War propaganda during World War II:

War propaganda today:

Notice the generalization and dehumanization. All Japs are rats. All cops are pigs (and bastards—over half a billion views of TikTok videos with the hashtag #ACAB). Nothing new under the sun. Politics is holy war. Always has been, always will be.

Cops have done a lot of awful things. (So had the Japanese.) Cops have done awful things to people I know and love. I’m not interested in defending them across the board. There are many problems with the American criminal justice system (police union privileges and “overprisoning” come to mind), and people continue to die because those problems haven’t been fixed.

But this blog post isn’t about policy. It’s about casual hatred.

I read this Facebook post recently. (This one, too.) The whole thing is worth a read. It’s a Seattle cop describing the hatred he’s seen at recent protests. Black cops “called traitors, Uncle Toms, and the N word, by white people.” “I don’t know how to reckon with the fact that I could lose my life trying to protect a city that will protest my funeral and cheer when I’m laid in the ground.” (Police suicides shot up 33% from 2018 to 2019. I wonder how much more they’ll go up in 2020.)

I’m not in Seattle, but I see the same hatred on my social media feeds, mostly from white Millennials. #ACAB, “f— the police,” “pigs in a blanket, fry ’em like bacon.” It’s a casual hatred (even lighthearted), and it’s rationalized in all kinds of ways. War has a way of doing that, rationalizing hatred. The Nazis rationalized their hatred, too.

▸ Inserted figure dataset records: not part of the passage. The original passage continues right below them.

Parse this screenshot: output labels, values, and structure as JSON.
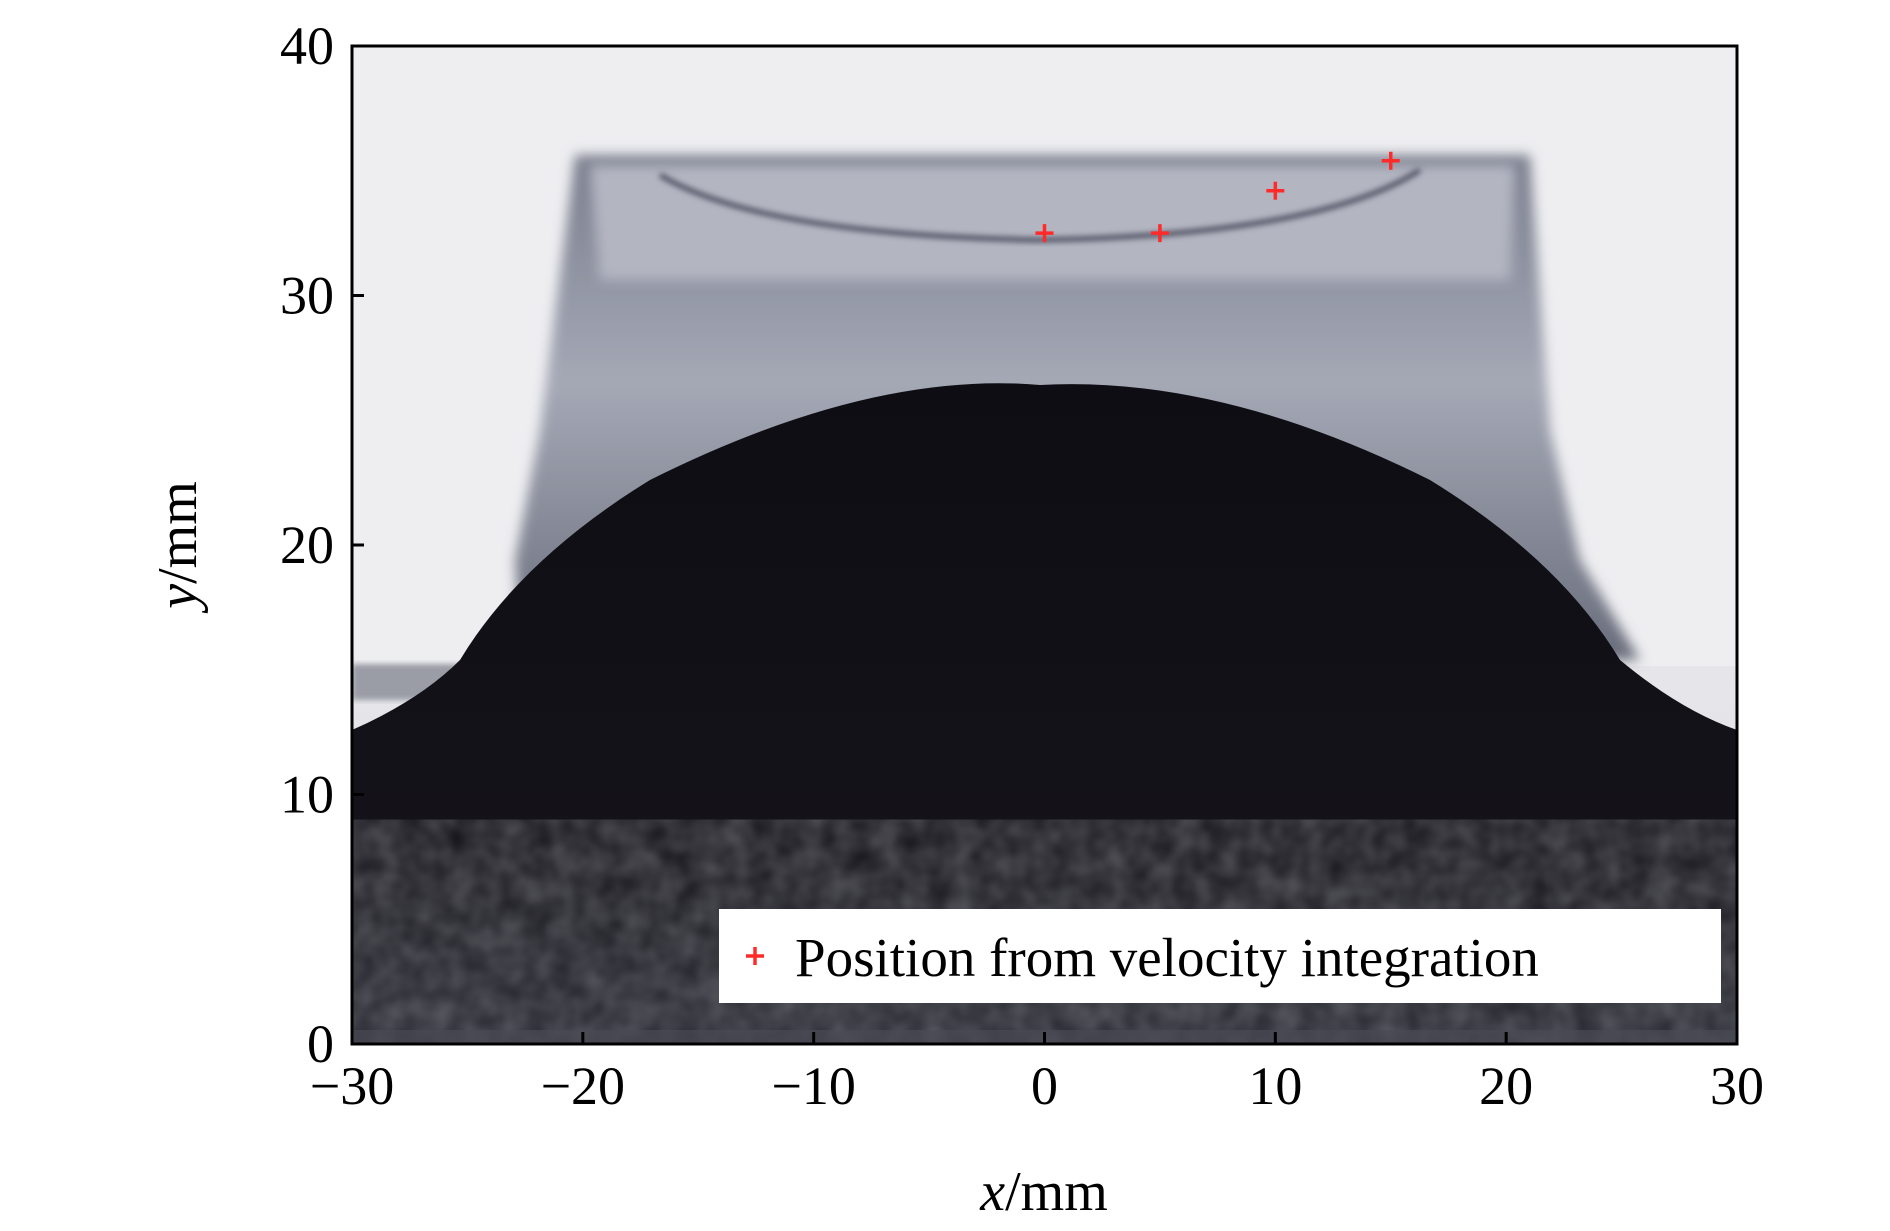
{
  "chart_data": {
    "type": "scatter",
    "title": "",
    "xlabel": {
      "var": "x",
      "unit": "/mm"
    },
    "ylabel": {
      "var": "y",
      "unit": "/mm"
    },
    "xlim": [
      -30,
      30
    ],
    "ylim": [
      0,
      40
    ],
    "xticks": [
      -30,
      -20,
      -10,
      0,
      10,
      20,
      30
    ],
    "yticks": [
      0,
      10,
      20,
      30,
      40
    ],
    "xtick_labels": [
      "−30",
      "−20",
      "−10",
      "0",
      "10",
      "20",
      "30"
    ],
    "ytick_labels": [
      "0",
      "10",
      "20",
      "30",
      "40"
    ],
    "grid": false,
    "legend": {
      "placement": "lower-right",
      "entries": [
        "Position from velocity integration"
      ]
    },
    "background": "grayscale radiograph",
    "series": [
      {
        "name": "Position from velocity integration",
        "marker": "plus",
        "color": "#ff2a2a",
        "x": [
          0,
          5,
          10,
          15
        ],
        "y": [
          32.5,
          32.5,
          34.2,
          35.4
        ]
      }
    ]
  }
}
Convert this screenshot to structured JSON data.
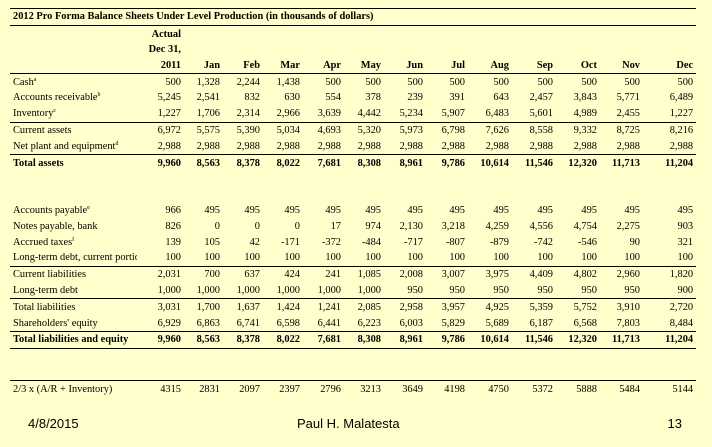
{
  "title": "2012 Pro Forma Balance Sheets Under Level Production (in thousands of dollars)",
  "header": {
    "actual_line1": "Actual",
    "actual_line2": "Dec 31,",
    "actual_line3": "2011",
    "months": [
      "Jan",
      "Feb",
      "Mar",
      "Apr",
      "May",
      "Jun",
      "Jul",
      "Aug",
      "Sep",
      "Oct",
      "Nov",
      "Dec"
    ]
  },
  "rows": [
    {
      "label": "Cash",
      "note": "a",
      "values": [
        "500",
        "1,328",
        "2,244",
        "1,438",
        "500",
        "500",
        "500",
        "500",
        "500",
        "500",
        "500",
        "500",
        "500"
      ]
    },
    {
      "label": "Accounts receivable",
      "note": "b",
      "values": [
        "5,245",
        "2,541",
        "832",
        "630",
        "554",
        "378",
        "239",
        "391",
        "643",
        "2,457",
        "3,843",
        "5,771",
        "6,489"
      ]
    },
    {
      "label": "Inventory",
      "note": "c",
      "values": [
        "1,227",
        "1,706",
        "2,314",
        "2,966",
        "3,639",
        "4,442",
        "5,234",
        "5,907",
        "6,483",
        "5,601",
        "4,989",
        "2,455",
        "1,227"
      ]
    },
    {
      "label": "Current assets",
      "note": "",
      "values": [
        "6,972",
        "5,575",
        "5,390",
        "5,034",
        "4,693",
        "5,320",
        "5,973",
        "6,798",
        "7,626",
        "8,558",
        "9,332",
        "8,725",
        "8,216"
      ]
    },
    {
      "label": "Net plant and equipment",
      "note": "d",
      "values": [
        "2,988",
        "2,988",
        "2,988",
        "2,988",
        "2,988",
        "2,988",
        "2,988",
        "2,988",
        "2,988",
        "2,988",
        "2,988",
        "2,988",
        "2,988"
      ]
    },
    {
      "label": "Total assets",
      "note": "",
      "values": [
        "9,960",
        "8,563",
        "8,378",
        "8,022",
        "7,681",
        "8,308",
        "8,961",
        "9,786",
        "10,614",
        "11,546",
        "12,320",
        "11,713",
        "11,204"
      ]
    },
    {
      "label": "Accounts payable",
      "note": "e",
      "values": [
        "966",
        "495",
        "495",
        "495",
        "495",
        "495",
        "495",
        "495",
        "495",
        "495",
        "495",
        "495",
        "495"
      ]
    },
    {
      "label": "Notes payable, bank",
      "note": "",
      "values": [
        "826",
        "0",
        "0",
        "0",
        "17",
        "974",
        "2,130",
        "3,218",
        "4,259",
        "4,556",
        "4,754",
        "2,275",
        "903"
      ]
    },
    {
      "label": "Accrued taxes",
      "note": "f",
      "values": [
        "139",
        "105",
        "42",
        "-171",
        "-372",
        "-484",
        "-717",
        "-807",
        "-879",
        "-742",
        "-546",
        "90",
        "321"
      ]
    },
    {
      "label": "Long-term debt, current portion",
      "note": "",
      "values": [
        "100",
        "100",
        "100",
        "100",
        "100",
        "100",
        "100",
        "100",
        "100",
        "100",
        "100",
        "100",
        "100"
      ]
    },
    {
      "label": "Current liabilities",
      "note": "",
      "values": [
        "2,031",
        "700",
        "637",
        "424",
        "241",
        "1,085",
        "2,008",
        "3,007",
        "3,975",
        "4,409",
        "4,802",
        "2,960",
        "1,820"
      ]
    },
    {
      "label": "Long-term debt",
      "note": "",
      "values": [
        "1,000",
        "1,000",
        "1,000",
        "1,000",
        "1,000",
        "1,000",
        "950",
        "950",
        "950",
        "950",
        "950",
        "950",
        "900"
      ]
    },
    {
      "label": "Total liabilities",
      "note": "",
      "values": [
        "3,031",
        "1,700",
        "1,637",
        "1,424",
        "1,241",
        "2,085",
        "2,958",
        "3,957",
        "4,925",
        "5,359",
        "5,752",
        "3,910",
        "2,720"
      ]
    },
    {
      "label": "Shareholders' equity",
      "note": "",
      "values": [
        "6,929",
        "6,863",
        "6,741",
        "6,598",
        "6,441",
        "6,223",
        "6,003",
        "5,829",
        "5,689",
        "6,187",
        "6,568",
        "7,803",
        "8,484"
      ]
    },
    {
      "label": "Total liabilities and equity",
      "note": "",
      "values": [
        "9,960",
        "8,563",
        "8,378",
        "8,022",
        "7,681",
        "8,308",
        "8,961",
        "9,786",
        "10,614",
        "11,546",
        "12,320",
        "11,713",
        "11,204"
      ]
    },
    {
      "label": "2/3 x (A/R + Inventory)",
      "note": "",
      "values": [
        "4315",
        "2831",
        "2097",
        "2397",
        "2796",
        "3213",
        "3649",
        "4198",
        "4750",
        "5372",
        "5888",
        "5484",
        "5144"
      ]
    }
  ],
  "footer": {
    "date": "4/8/2015",
    "author": "Paul H. Malatesta",
    "page": "13"
  }
}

The chances you or I can bring about meaningful policy changes are roughly 0%. The chances we can bring about meaningful heart changes—in ourselves, in our families and friends—are higher. And heart changes, Jesus teaches us, involve more than loving our neighbors. They involve loving our enemies, too.

The easiest way to rationalize hatred for our enemies is to recast it as love for our neighbors. War has a way of getting us to lie to ourselves like that. The solution isn’t to stop loving our neighbors. It is to start loving our enemies.

You know who your enemies are. If you’re on the Left, your enemies are most likely cops, Trump supporters, “white supremacists.” If you’re on the Right, most likely illegal immigrants, “SJWs,” the Blue Establishment. It’s all hatred, it’s all spiritual poison, none of it can be justified.

Love your enemies. That doesn’t mean empower them or let them act unjustly with impunity. It does mean pray for them, don’t demonize them, try to understand them, forgive them. Not because they’re good (though many of them are). Because “while we were yet sinners, Christ died for us.”